Agora o que venha a ser o esforço indireto? Segundo o professor Zeno Veloso o esforço pode ser comprovado:

“A nosso ver, a colaboração pode ser demonstrada, para os aludidos efeitos, pelo só trabalho doméstico da companheira, na direção do lar, na educação dos filhos etc.., o que a jurisprudência já admitia para as relações concubinárias em geral”.

A mesma Quarta Turma do Superior Tribunal de Justiça que embasou a decisão acima elencada da terceira Turma do Superior Tribunal de Justiça, já na vigência da lei em discussão reconhecia a colaboração indireta como podemos observar, em acórdão proferido.

“CONCUBINATO. SOCIEDADE DE FATO. PARTILHA DOS BENS HAVIDOS MEDIANTE ESFORÇO COMUM. PARTICIPAÇÃO EFETIVA DA COMPANHEIRA. TENDO O V. ACORDÃO RECONHECIDO QUE O DESEMPENHO DA COMPANHEIRA, DESENVOLVIDO NO LAR E FORA DELE, CONTRIBUIU PARA A CONSTITUIÇÃO DO PATRIMONIO COMUM, IMPLICA EM REEXAME DO QUADRO PROBATORIO (SUMULA N.07-STJ) A ASSERTIVA CONSTANTE DO APELO ESPECIAL DE QUE A ATIVIDADE PELA MESMA EXERCIDA NADA REPRESENTOU PARA A FORMAÇÃO DO ACERVO PATRIMONIAL. RECURSO ESPECIAL NÃO CONHECIDO”

É mister destacar que na colaboração indireta, não só o trabalho no lar e a educação dos filhos devem ser levados em consideração, pois a discussão está alicerçada no direito de família e não mais no direito patrimonial.

Outra questão relevante se encontra no momento da partilha do patrimônio, pois surge aí uma discussão, se esta pode ser desigual, conforme a medida que cada companheiro contribuiu para aquisição dos bens, ou deve-se dividir meio a meio.

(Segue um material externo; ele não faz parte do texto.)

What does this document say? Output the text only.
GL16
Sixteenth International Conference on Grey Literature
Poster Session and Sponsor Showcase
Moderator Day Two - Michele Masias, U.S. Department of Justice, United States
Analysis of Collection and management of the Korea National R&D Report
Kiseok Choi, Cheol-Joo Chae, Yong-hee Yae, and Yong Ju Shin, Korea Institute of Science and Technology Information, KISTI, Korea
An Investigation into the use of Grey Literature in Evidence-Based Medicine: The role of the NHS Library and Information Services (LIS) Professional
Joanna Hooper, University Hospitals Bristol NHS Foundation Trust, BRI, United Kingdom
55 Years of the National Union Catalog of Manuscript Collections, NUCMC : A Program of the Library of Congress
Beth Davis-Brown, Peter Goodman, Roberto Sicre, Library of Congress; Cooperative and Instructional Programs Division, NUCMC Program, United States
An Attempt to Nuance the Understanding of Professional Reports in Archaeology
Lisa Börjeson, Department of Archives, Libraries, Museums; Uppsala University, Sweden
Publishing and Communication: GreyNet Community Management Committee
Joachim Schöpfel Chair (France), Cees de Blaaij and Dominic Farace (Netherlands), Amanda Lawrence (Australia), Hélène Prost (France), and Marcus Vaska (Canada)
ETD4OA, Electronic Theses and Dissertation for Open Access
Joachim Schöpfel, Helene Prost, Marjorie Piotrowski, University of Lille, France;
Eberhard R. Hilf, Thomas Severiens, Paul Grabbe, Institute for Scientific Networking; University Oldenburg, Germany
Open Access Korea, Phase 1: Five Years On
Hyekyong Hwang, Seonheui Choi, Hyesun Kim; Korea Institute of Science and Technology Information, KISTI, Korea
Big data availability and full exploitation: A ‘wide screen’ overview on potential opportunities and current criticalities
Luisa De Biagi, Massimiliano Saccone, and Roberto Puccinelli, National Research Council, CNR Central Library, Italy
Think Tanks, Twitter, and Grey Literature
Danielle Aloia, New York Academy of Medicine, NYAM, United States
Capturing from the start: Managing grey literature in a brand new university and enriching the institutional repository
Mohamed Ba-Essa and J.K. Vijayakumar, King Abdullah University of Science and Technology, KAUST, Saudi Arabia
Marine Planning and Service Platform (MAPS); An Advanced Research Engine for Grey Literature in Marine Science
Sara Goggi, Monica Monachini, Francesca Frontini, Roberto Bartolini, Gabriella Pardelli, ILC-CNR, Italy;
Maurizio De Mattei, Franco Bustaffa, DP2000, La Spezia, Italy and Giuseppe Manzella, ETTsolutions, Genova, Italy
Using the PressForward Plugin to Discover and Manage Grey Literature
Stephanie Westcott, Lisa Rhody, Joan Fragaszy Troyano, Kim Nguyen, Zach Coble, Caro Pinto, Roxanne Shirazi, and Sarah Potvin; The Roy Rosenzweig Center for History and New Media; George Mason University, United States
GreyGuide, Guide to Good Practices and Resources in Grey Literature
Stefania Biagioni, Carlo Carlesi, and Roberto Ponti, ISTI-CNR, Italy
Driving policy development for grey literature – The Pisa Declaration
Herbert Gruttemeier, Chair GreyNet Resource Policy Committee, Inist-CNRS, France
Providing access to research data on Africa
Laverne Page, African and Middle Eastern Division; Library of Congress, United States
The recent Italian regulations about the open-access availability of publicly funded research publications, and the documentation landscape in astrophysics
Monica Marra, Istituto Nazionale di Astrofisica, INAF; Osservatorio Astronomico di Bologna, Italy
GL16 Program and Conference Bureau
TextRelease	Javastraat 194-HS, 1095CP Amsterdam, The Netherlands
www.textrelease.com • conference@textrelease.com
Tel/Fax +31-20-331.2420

Sobre o tema é importante citar esclarecida observação realizada pelo Desembargador civilista Guilherme Calmon Nogueira da Gama que defende a divisão igualitária, se nos moldes atuais da Lei 9.278/96:

“Quanto ao critério de partilha, o dispositivo é claro a respeito independentemente do nível ou modalidade de contribuição, o critério é o mesmo: a metade dos bens adquiridos, em conseqüência do esforço comum do casal (..). Do contrário, ter-se-ia, a continuar a adotar o raciocínio contido na súmula nº 380 do Supremo Tribunal Federal, fundado em lógica jurídica do direito das obrigações.”

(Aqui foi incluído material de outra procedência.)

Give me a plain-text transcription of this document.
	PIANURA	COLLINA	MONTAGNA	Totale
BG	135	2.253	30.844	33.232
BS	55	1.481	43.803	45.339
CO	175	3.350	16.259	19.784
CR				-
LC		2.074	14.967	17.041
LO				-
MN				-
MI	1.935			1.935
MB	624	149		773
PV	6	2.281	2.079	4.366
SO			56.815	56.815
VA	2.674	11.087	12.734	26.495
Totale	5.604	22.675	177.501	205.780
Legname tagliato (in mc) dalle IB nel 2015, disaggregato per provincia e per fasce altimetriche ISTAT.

Hoje, está claro que a relação dos companheiros em união estável não advém do direito das obrigações, e sim um direito familiar que refletirá na questão patrimonial.

O avanço alcançado no debate dessas questões, numa seara extremamente sensível, não deve se ater ao excesso de formalismo com o objetivo único de se afastar direitos que eram camuflados pelo ignorância e aceitação social retrógrada. Pois antes da Lei 9.278/96 já se existia a União estável como entidade familiar, entretanto os direitos oriundos dessa modalidade familiar ainda não eram reconhecidos, mas a Constituição Federal buscou zerar tal discriminação.

A decisão da Terceira Turma do STJ não mandou ao considerar que referida presunção de esforço comum é absoluta, concordo que a partilha não deveria ser igualitária, mas referente ao 1 ano de convivência que participou do pagamento do imóvel em questão.

Citação:

BRASIL. Supremo Tribunal Federal. Recurso Especial n. 1994/0002392-8. Não havendo patrimônio comum a partilhar, tem a companheira direito à indenização pelos serviços domésticos prestados ao companheiro durante o período de convivência. Disponível em: Acesso em: 22 maio 2009.

GAMA, Guilherme Calmon Nogueira da. O companheirismo: uma espécie de família. 2. Ed. São Paulo: Revista dos Tribunais, 2001. P. 328.

VELOSO, Zeno. União estável: doutrina, legislação, direito comparado, jurisprudência. Belém: CEJUP, 1997. P. 42.